Die Knie der jungen Frau sackten im ersten Schritt ein wenig weg, bevor sich Fenrir einigermaßen fing und Celeste mit schweren Schritten folgte. Erst kurz vor dem Tisch schien Fenrir die Leichtigkeit ihres Ganges wieder zu finden.

Für Kimora eindeutig ein zu langer Weg um sich zu fangen.

Man hätte es auf das leichte Schaukeln des Schiffes schieben können, dass durch die, ständig gegen das Schiff schwappenden Wellen, verursacht wurden. Doch Kimora kannte den Unterschied.

Sie hatte bereits viele Menschen auf Schiffen beobachtet und selbst die Unerfahrenen, hätten sich schneller wieder gefangen als es Fenrir tat.

Als Kimora damals zum ersten mal auf festen Boden mit ihren neuen Füßen gelaufen war, war ihr Gang schwerfällig gewesen und jede kleine Unachtsamkeit, oder Welle hatte sie entweder zu Fall gebracht oder zum Stolpern. Oft genug hatte sie sich irgendwo abstützen müssen um nicht auf den Knien oder ihren Hintern zu landen.

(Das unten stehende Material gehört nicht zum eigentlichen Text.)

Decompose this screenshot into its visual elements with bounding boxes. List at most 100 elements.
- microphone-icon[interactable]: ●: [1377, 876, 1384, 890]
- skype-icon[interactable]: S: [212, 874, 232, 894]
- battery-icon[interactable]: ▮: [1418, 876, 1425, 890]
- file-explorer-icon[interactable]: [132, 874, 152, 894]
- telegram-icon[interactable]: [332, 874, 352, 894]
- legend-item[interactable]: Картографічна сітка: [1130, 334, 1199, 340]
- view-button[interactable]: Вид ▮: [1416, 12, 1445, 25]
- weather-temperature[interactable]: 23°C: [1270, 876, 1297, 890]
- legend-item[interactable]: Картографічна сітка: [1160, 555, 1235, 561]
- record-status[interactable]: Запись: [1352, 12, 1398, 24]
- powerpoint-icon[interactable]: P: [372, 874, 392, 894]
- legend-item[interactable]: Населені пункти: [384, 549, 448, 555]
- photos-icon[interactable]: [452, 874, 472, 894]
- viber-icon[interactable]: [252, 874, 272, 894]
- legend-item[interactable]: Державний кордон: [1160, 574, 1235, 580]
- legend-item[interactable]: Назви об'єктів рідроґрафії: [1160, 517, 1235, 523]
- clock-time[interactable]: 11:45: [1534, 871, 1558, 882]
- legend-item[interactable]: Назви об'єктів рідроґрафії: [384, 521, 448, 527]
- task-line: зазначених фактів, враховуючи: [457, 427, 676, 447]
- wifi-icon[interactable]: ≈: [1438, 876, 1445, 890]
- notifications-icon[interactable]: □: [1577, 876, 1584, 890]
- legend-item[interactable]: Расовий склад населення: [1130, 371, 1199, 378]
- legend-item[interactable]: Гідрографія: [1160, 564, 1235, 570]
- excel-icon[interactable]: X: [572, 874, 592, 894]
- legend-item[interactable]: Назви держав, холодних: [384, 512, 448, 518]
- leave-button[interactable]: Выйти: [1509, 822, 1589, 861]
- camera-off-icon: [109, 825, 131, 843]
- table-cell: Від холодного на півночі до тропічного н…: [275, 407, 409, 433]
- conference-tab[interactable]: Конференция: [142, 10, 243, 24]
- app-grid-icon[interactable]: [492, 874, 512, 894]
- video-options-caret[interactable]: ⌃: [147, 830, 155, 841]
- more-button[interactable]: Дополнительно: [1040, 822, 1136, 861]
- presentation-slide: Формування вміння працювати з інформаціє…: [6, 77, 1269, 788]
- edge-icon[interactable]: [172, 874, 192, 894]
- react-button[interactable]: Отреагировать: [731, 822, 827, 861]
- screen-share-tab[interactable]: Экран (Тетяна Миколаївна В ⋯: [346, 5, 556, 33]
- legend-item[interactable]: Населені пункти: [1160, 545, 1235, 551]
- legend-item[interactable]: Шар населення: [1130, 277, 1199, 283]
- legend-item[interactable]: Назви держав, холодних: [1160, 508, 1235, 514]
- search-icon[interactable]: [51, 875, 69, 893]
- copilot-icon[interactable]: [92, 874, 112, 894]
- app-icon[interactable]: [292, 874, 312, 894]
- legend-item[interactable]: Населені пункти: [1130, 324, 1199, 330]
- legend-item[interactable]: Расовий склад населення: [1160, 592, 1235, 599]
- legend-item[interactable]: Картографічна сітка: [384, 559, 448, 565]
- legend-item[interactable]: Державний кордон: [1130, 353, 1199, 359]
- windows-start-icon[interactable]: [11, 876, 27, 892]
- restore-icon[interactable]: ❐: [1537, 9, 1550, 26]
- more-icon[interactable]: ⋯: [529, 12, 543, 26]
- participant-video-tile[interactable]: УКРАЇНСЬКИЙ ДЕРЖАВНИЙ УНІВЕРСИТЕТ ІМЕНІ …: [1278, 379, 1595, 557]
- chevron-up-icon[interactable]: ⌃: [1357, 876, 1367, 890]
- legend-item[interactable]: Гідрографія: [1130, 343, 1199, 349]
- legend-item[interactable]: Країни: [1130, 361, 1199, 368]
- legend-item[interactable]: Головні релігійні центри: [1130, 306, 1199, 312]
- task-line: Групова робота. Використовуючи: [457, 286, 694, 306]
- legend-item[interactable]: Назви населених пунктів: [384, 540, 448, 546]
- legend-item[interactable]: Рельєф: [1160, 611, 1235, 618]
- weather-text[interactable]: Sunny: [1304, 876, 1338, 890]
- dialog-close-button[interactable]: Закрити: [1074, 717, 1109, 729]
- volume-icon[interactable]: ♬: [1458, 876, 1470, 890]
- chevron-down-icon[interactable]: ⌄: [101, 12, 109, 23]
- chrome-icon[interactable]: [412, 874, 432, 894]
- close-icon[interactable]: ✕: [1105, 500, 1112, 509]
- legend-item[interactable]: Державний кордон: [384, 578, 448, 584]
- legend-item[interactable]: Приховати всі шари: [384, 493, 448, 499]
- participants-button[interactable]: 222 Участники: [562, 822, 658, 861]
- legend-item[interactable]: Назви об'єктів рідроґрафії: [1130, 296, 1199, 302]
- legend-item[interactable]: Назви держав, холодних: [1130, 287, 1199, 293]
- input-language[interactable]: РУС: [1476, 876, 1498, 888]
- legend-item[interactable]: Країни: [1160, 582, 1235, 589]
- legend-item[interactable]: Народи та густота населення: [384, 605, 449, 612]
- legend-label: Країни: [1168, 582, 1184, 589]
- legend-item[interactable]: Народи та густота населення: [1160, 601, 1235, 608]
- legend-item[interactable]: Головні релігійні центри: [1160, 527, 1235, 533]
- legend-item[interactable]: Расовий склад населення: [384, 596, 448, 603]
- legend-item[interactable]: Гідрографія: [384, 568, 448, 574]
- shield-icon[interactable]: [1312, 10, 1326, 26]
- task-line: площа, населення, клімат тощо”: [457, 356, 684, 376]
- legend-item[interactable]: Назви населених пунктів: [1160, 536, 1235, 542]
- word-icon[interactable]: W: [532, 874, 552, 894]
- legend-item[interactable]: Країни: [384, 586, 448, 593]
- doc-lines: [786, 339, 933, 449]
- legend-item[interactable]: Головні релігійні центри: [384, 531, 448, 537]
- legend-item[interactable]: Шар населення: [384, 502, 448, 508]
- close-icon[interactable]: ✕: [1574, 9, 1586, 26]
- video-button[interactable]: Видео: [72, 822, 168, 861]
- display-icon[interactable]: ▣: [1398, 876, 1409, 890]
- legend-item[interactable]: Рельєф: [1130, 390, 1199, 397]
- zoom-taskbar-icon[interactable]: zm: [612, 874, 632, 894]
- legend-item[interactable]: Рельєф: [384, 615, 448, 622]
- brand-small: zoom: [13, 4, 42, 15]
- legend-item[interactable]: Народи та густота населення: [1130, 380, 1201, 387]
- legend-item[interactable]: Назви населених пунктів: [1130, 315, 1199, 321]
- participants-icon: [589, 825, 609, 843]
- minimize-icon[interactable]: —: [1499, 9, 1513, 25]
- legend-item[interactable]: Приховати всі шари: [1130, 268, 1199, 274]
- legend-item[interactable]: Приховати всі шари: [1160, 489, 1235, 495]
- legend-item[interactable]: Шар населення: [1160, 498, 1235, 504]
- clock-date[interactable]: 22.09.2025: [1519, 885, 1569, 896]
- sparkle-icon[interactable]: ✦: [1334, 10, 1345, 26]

Erst mit viel Übung war sie sicherer geworden und selbst heute noch hatte sie manchmal Schwierigkeiten zu laufen. Besonders wenn sie erst Schwimmen war und sich ihre Flosse wieder in ihre Beine verwandelten, mit deren Hilfe sie an Land gehen konnte.

Aber selbst wenn sie länger an Land war, hatte sie es mit plötzlichen Bewegungen nicht leicht und sie musste sich stets darauf konzentrieren, wie sie lief, damit ihr Gang nicht zu schwerfällig wirkte oder sie stolperte.

Und genau das war es, was sie stutzen ließ.

Ein Mensch hätte sich nach drei Schritten gefangen.

Wäre Kimora an Fenrirs Stelle gewesen hätte sie ähnlich lange gebraucht, um sich zu fangen wie sie.

Natürlich könnte es auch einfache Einbildung sein oder sie interpretierte zu viel in diese Kleinigkeit hinein, dennoch ließ es die Koi-Meerjungfrau nicht los und ihr Verdacht würde einiges erklären.

Sie sah sich verstohlen um, doch niemand schien ihre Gedanken zu teilen.

Eher bemerkte sie mitleidige Blicke der anderen.

Vielleicht war Kimora einfach ein wenig zu Misstrauisch, aber wenn sie recht hatte... konnte das alles oder nichts für sie bedeuten.

Und insgeheim beschloss die Meerjungfrau sich von Fenrirs unschuldigem Aussehen nicht Täuschen zu lassen.

Sie war eine Fremde und es war besser sich Fremden gegenüber vorsichtig zu verhalten, als es später böse zu bereuen.